Pipeline A ingests external sources (CSV files) and writes them to table A1.
Pipeline B “listens” on changes in table A1 (is triggered once new data is written to A1), and reads the input from A1 and writes its output to table A2.
Is defining something like this (pipeline B) possible?
Are you sure you need two pipelines? Pipeline A can invoke a stored procedure, and the procedure can insert the batch into A1 and then invoke the same logic copying from A1 to A2.
let me rephrase myself: I would like to create a single data pipeline which will perform several operations on the data, and possibly persist the data into single store after each phase (for troubleshooting \ replay purposes), e.g. something like:
filter invalid records -> persist to table A1 -> aggregate rows -> persist to table A2 -> calculate additional stuff \ enrich data -> persist to table A3 -> etc…
the logic in each step (filter, aggregate, calculate) should be configurable from the outside.
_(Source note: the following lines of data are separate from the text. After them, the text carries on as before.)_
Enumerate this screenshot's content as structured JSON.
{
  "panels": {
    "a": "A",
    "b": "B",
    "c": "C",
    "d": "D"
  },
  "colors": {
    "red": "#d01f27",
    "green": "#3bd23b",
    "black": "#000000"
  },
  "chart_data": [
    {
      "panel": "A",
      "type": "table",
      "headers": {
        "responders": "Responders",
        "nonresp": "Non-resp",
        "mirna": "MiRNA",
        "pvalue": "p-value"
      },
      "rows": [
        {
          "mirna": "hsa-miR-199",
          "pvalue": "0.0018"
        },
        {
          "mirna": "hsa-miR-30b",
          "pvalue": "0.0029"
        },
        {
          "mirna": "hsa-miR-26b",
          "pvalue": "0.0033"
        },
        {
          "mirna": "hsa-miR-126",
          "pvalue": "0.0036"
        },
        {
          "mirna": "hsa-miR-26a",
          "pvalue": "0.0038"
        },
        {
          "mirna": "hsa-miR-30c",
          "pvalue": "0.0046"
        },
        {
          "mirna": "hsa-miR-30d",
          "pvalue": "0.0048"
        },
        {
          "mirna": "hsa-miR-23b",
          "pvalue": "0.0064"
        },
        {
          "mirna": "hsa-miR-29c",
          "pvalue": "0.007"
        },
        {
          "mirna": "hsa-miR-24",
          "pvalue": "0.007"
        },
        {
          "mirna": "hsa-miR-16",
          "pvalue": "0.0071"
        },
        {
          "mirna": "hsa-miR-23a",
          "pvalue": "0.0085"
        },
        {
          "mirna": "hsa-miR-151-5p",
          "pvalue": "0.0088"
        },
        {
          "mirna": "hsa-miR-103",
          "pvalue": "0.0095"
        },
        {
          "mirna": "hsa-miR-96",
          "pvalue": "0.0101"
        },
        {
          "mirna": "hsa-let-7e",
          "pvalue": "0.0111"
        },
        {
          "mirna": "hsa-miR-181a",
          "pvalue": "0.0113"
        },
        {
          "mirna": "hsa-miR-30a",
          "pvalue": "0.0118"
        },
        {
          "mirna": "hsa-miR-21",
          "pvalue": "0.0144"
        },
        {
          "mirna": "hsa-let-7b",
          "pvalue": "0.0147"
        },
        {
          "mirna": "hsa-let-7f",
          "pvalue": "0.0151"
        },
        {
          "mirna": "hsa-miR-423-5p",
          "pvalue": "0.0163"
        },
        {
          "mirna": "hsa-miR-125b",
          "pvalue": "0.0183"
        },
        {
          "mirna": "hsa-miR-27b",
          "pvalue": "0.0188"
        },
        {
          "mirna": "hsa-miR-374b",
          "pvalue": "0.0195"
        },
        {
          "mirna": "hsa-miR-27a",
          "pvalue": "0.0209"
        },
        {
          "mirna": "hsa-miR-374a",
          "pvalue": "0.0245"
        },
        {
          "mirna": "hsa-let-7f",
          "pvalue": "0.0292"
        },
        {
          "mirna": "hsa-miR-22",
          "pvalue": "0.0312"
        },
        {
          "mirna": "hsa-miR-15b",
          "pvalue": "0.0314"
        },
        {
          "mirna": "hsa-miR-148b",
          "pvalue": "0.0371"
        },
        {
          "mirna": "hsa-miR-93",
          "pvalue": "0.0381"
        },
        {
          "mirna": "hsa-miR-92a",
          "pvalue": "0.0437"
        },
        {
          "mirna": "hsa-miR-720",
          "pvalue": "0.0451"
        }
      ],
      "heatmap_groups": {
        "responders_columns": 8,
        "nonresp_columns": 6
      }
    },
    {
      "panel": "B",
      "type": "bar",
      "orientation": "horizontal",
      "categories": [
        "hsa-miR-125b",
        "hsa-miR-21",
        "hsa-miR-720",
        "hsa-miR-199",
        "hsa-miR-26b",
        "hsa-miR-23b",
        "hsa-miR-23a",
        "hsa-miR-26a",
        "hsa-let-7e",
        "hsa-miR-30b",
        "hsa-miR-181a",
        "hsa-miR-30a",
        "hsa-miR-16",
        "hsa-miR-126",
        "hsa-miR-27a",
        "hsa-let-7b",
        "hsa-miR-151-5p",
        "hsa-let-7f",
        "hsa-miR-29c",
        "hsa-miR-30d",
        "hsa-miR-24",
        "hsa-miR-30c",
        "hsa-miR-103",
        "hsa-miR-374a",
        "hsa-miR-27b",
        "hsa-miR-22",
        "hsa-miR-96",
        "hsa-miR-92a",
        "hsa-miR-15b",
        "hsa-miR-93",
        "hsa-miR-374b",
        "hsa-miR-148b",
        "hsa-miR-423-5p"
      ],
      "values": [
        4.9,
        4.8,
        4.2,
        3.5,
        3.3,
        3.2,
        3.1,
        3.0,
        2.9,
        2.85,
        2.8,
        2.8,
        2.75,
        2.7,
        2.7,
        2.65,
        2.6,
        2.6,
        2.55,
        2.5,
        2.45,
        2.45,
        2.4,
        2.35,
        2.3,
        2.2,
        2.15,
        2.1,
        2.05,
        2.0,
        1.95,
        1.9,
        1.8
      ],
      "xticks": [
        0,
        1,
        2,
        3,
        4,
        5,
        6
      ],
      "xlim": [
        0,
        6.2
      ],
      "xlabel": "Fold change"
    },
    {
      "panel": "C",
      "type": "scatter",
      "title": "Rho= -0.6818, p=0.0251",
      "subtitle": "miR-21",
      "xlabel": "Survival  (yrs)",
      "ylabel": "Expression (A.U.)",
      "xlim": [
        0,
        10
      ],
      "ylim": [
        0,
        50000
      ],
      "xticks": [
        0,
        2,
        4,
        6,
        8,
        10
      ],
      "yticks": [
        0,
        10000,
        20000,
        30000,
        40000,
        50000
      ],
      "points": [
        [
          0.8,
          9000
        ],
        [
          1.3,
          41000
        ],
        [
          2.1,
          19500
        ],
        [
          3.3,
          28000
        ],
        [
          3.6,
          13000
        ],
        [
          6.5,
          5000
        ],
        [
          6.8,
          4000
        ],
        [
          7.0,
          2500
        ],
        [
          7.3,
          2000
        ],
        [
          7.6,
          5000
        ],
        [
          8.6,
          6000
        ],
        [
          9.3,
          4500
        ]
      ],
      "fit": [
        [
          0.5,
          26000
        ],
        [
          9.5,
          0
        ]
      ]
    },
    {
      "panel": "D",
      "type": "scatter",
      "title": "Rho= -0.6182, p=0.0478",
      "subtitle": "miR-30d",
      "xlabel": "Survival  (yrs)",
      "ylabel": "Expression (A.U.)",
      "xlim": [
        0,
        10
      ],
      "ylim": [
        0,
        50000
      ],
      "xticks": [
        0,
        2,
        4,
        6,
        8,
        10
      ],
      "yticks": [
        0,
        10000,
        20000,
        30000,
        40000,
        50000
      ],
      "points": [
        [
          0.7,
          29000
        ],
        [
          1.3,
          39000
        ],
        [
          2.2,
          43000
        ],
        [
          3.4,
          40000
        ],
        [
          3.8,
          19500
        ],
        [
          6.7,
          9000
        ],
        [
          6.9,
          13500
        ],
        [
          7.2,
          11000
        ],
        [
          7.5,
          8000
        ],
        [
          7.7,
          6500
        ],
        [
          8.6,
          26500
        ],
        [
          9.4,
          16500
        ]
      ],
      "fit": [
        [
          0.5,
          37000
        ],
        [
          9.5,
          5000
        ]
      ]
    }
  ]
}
I was wondering if\how there is a way to implement something like this using SingleStore.
You can add multiple steps or phases to a single SP, which will operate on each pipeline batch as the input, and as many tables and aggregations as you need.
You can also implement the steps/phases as separate stored procedures, and the main pipeline SP can call other ones depending on either configuration or aggregation result. In that case, it might make sense to put configuration into yet another table.
I hope this helps. Would be willing to show us the code for your use case? It sounds non-trivial and interesting.